As Chad Young already spelled out in his piece earlier today, the two of us recently completed a trade in the second FanGraphs Staff League: Pablo Sandoval and Hong-Chih Kuo for Matt Thornton and Paul Goldschmidt.
I was on the end receiving Sandoval, and as far as overall trade analysis goes, I have to agree almost entirely with Chad. Due to the relative strengths and weaknesses of both our teams, I think this was one of those trades that — right now, at least — rates as a win-win. Both of us are dealing from depth; I get the third baseman I desperately need without destroying my bullpen or offensive depth, and Chad improves his bullpen considerably and gets a young, high upside first baseman without hurting his offense. Only time will tell exactly how this works out, but in the moment, both of us left feeling quite happy with our returns.
But when contemplating this trade, I found myself coming back to one question over and over: how exactly should we value prospects in ottoneu leagues? I was loath to give up Goldschmidt in this trade, but in the end, I had to pull the trigger based on my team needs. But still, when focusing in on the position players involved here, I found myself going back and forth:
Sandoval ($24): 25 years old, already an all-star third baseman.
Goldschmidt ($6): 24 years old, tremendous power potential, plays in Arizona.
Sandoval plays a weak position, he’s still quite young, and his salary isn’t even that high; depending how this year goes, he’s still a keeper candidate. I’m excited that I acquired him…but then I look at Goldschmidt. There is risk involved with Goldschmidt, considering that he’s a relatively unproven commodity at the major league level, but he’s also not exactly that risky a pick. He’s going to hit for power — it’s the contact issues that are the biggest question mark — and he has the potential to become a perennial 30+ homer threat out in the Arizona air.
Even if Goldschmidt only becomes around an 850 point/year player — which seems like a relatively safe bet, considering he’s projected at 790 points this season — he’s a heck of a bargain at $6. Keep him for next season and he’s $8. The season after that? $10. In our league, people paid around $15-20 for first baseman that finished last season with between 850-900 points. Even if Goldschmidt never reaches that level, he’s a great value at his price and there’s little risk that he won’t be worth his salary. And then if he reaches his upside….well, then you have a dynasty keeper and you never, ever let go.
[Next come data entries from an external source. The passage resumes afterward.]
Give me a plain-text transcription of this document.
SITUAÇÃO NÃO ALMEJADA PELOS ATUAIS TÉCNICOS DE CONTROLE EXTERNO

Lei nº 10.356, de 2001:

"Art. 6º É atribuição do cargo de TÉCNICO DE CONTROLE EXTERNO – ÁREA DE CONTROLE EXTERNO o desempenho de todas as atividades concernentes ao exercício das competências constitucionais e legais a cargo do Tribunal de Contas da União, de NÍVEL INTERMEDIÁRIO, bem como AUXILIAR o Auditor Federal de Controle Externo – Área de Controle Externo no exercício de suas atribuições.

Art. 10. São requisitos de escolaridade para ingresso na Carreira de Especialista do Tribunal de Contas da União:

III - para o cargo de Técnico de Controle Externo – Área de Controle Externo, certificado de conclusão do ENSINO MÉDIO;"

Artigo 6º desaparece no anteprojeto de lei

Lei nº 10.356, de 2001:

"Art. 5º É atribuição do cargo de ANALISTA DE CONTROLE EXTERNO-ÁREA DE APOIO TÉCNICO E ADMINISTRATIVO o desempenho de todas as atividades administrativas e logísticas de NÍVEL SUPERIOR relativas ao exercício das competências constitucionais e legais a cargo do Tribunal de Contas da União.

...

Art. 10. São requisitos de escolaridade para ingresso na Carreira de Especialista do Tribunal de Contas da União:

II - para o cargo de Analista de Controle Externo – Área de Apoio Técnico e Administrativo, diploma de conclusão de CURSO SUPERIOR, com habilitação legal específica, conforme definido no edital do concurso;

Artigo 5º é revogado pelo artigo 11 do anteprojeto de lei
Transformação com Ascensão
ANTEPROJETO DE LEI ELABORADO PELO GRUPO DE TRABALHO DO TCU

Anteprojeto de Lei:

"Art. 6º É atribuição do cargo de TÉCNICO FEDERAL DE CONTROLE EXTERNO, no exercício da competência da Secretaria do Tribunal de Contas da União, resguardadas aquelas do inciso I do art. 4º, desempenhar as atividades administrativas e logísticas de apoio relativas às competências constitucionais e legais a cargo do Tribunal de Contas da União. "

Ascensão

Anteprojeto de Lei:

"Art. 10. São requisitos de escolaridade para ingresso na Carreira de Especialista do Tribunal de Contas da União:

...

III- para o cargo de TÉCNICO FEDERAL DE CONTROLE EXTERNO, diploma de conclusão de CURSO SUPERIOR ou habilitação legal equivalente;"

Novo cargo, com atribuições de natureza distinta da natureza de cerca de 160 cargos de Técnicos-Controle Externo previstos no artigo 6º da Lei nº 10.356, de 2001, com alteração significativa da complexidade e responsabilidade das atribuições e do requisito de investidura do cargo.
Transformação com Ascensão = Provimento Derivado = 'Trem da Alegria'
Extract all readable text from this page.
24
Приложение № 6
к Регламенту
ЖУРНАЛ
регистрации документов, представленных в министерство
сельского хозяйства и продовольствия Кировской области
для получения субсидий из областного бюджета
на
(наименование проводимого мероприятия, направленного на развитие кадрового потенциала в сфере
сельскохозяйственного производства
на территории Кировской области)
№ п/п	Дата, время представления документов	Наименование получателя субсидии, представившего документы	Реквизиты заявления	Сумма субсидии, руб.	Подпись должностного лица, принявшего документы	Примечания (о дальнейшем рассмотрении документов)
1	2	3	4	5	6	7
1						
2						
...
So which way do you go: do you value the present day more, or do you prefer to take the long-term view and gamble on upside? I’ve struggled with this same question when discussing trades in my other ottoneu league, and this format really makes you stop and consider the risks and value of prospects. Dollars are a valuable commodity in ottoneu leagues, so if you can acquire one prospect that blossoms into a star, you’re giving yourself a huge competitive advantage.
In part, your answer to that question probably depends on where your team stands on the Win Curve. If you think your team is good enough to compete that season, then it makes more sense to take the short term value gain while cashing in on a prospect. Is my team at that point? I’m not sure, but I think it’s good enough to make a run at least. If it turns out I’m toward the bottom of the league by July, though, I’m going to be sorely regretting this trade.
Am I overvaluing prospects like crazy? Or does this jive with what other people have experienced? I’d love to hear.